Guillermo Nova (*)
THE life of her husband, Gerardo Hernández, has all the elements of a movie. Leaving behind his family and work, using a false identity, he infiltrated terrorist groups to help stop planned attacks on the Cuban people. The Nobel Prize winner Gabriel García Márquez delivered a letter to President Clinton from Fidel Castro outlining criminal activities underway in Florida. Informed of the situation, the FBI decided to arrest five Cubans gathering information on groups like Brothers to the Rescue. One of these men was Gerardo, who was convicted by a jury in Miami and sentenced to two life terms in prison.
But his story is as a real life one. Adriana is firm in her explanation of the issues, but her voice cannot belie emotion when she recalls the man behind the hero. As we say goodbye, she asks, with a smile, if I think the media in the United States will publish the interview.
Do you think that the sentences your husbands received were a reward granted to anti-Castro forces in Florida?
We are totally convinced of that, since in the U.S. even self-confessed spies have been traded or deported or have been given much lighter sentences that the ones they [the Five] were given. Their sentences were meant to satisfy the demands of Cuban-American representatives in Congress who have always been supporters of these organizations which asked for blood and wanted the U.S. government to take reprisals against them.
And why were they treated differently?
Because this is clearly a political trial, given their being Cuban, given that the trial was held in the city of Miami, a change of venue was requested and denied, which all gives the impression that this arrest was due to pressure from the community in Miami.
If you describe this as a political trial, do you believe that a political solution is possible?
At some earlier point, we trusted, to some degree, that justice was possible within the U.S. legal system, but over 13 years we have witnessed charges made with no evidence, juries under pressure, press coverage bought to make false reports, among other things and after 13 years we have exhausted all of the legal options.
Gerardo Hernández' defense has submitted a habeas corpus. What exactly is being requested?
We consider as new evidence the payments made by the U.S. government to journalists who were following the case, in order to ensure negative coverage of the Five, poisoning even more the environment and prejudicing the jury, which was denounced by The New York Times in 2006.
Additionally, Gerardo's defense did not have access to all the technical evidence, such as the U.S. radar reports which show that he had nothing to do with the downing of the Brothers to the Rescue planes, which occurred in Cuban national waters in 1996 after Cuba had submitted 26 diplomatic notes to the U.S. government stating that this organization's aircraft were violating Cuban air space.
How have different U.S. administrations approached the case?
We've been through three administrations. It was Clinton's which arrested them when they could have deported them. Then came Bush, when everything worsened legally and politically, there was no change whatsoever in their positions, and then the Obama administration which has not offered any solution to the problem.
Over these 13 years, have you been able to see your husband?
Throughout all of this time, the U.S. government has repeatedly denied Olga, the wife of René González and myself visas to visit them, something which we are entitled to do once a month, as are relatives of any other prisoner. We have demanded this right which we have.

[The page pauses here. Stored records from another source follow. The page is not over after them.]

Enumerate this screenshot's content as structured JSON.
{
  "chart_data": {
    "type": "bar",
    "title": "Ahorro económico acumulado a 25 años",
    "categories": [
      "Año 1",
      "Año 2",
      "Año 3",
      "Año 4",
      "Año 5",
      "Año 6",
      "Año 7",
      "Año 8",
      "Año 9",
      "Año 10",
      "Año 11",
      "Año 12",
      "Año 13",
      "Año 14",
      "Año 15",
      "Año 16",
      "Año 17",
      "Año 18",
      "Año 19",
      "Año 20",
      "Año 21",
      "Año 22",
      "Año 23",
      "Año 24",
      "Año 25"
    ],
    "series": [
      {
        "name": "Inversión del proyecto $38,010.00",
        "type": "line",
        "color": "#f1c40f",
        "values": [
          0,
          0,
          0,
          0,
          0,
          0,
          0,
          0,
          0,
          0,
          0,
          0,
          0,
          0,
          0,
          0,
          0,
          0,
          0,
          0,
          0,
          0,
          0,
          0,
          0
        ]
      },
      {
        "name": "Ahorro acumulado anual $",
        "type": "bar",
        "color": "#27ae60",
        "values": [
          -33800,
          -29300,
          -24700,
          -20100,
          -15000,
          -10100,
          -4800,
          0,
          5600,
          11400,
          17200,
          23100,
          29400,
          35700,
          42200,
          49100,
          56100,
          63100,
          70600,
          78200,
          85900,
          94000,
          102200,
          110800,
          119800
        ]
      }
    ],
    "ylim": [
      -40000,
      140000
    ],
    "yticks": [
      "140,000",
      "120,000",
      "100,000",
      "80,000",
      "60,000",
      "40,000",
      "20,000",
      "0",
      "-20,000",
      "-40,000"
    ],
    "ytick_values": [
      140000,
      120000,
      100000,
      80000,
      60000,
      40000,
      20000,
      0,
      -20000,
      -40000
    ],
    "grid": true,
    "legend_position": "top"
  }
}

The U.S. accuses the Cuban government of using the case of the Five to fuel conflict between the two countries and hide internal problems.
The conflict between the U.S. and Cuba is more than 50 years old, that's why we made the Revolution since we already had a conflict with them, but it should be clear that we Cubans were not the ones who have politicized the case, but rather the U.S. press and courts. We have not attacked the United States, we do not have a blockade, we do not take measures against the people, so who then is promoting a political campaign? We Cubans? All we want is to live in peace.

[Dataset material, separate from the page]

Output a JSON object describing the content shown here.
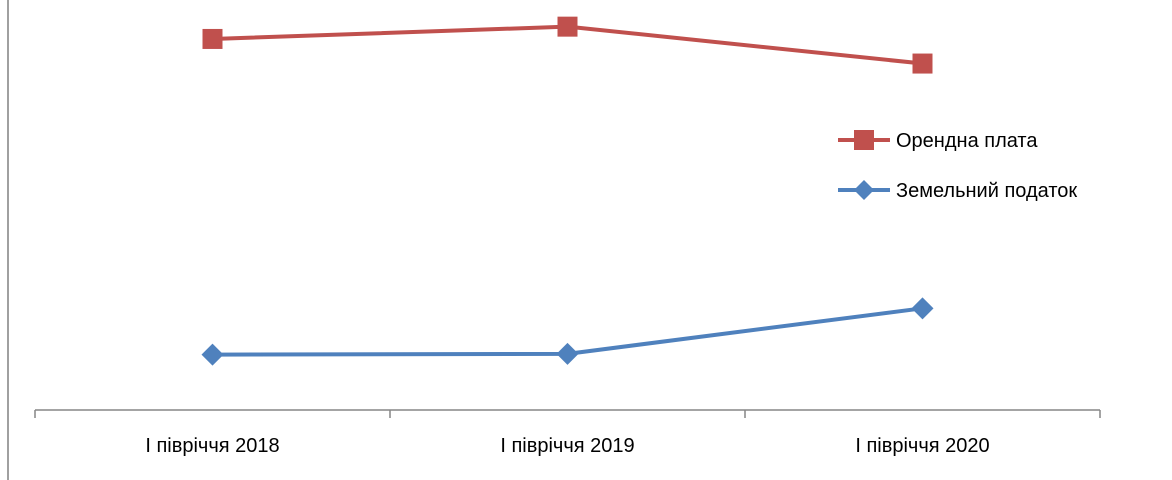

Your husband is considered a hero by the Cuban people. How do you feel being the wife of a hero?
The personal side is the hardest for us, from our private point of view they are the heroes of our lives. Gerardo is for me a man of many virtues and values, who I fell in love with and am still in love with, a man I deeply respect for what he did, but in our day to day lives, the wound is open. Being in a situation like this is very hard, with moments of hopelessness when you feel weak, but you don't lose heart.
How do you draw strength?
I cannot tell you that the strength emerges like natural spring water, but you think about them, they have withstood difficult conditions in prison, not being able to see each other for years; if they have withstood the pressure, lost a portion of their youth… how are you not going to do so? But also, there is a balance between love and commitment, not the banal or superficial kind but the reality that we share in what they did, because they are no different from other Cubans. Here we can criticize what we don't like, but in the final hour this people stands firm.
Do you think about your life when you are together again?
Saying no would be a lie, since this is the hope I live with, why we keep the hope alive. We have many, many plans. First to try and forget all that we have lived, to heal and close the wounds. We have learned to value other things and remember that we are not alone. What we have done has taken a toll on our lives, but it has been worth it. For them we have kept the hope alive that they will return since they cannot deny us the right to dream of a better future, they cannot take away our desire for happiness and we struggle for that everyday.